Wayne Peterson, a Californian born in 1927, is not as well known here as the Northeast masters that filled the rest of the program, notwithstanding that he won the Pulitzer Prize in music in 1992. That award was surrounded by controversy. The composer judges on the Pulitzer committee resigned en masse after their unanimous recommendation to award the prize to Ralph Shapey was summarily overturned by the larger Pulitzer board in favor of Peterson. If this was unwelcome publicity for him, it certainly served to get his work better known, and that is all to the good. The final work on this program, Peterson’s Transformations, for the full ensemble, including harp and two percussion, was absolutely impressive. I could not tell what was being transformed —— it wasn’t the harmonic environment of Berg’s Kammerkonzert which seemed like a possible distant ancestor —— but the overall texture, in virtuosic bursts that grew and faded and grew again, was brilliant and completely convincing. Nothing insular or esoteric about this work; it spoke to everyone and everything and it deserves wide hearing.
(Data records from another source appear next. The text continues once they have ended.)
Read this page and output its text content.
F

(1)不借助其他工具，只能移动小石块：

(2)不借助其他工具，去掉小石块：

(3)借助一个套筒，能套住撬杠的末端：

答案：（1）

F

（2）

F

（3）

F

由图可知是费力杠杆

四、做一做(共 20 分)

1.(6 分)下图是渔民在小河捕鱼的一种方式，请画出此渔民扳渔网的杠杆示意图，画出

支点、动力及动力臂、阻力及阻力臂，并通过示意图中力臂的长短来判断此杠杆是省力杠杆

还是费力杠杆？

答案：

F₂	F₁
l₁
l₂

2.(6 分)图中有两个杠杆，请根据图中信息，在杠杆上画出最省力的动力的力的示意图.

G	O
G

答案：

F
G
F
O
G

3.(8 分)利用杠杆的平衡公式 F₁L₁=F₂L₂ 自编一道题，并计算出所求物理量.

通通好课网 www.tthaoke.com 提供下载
The Boston Modern Orchestra Project once again shows itself at the forefront of new music activities not only on Boston, but in America generally. Its loyal service to American composers deserves all our praise and our thanks.
Mark DeVoto, musicologist and composer, is an expert in Alban Berg, also Ravel and Debussy. A graduate of Harvard College (1961) and Princeton (PhD, 1967), he has published extensively on these composers and many music subjects, most notably, music harmony.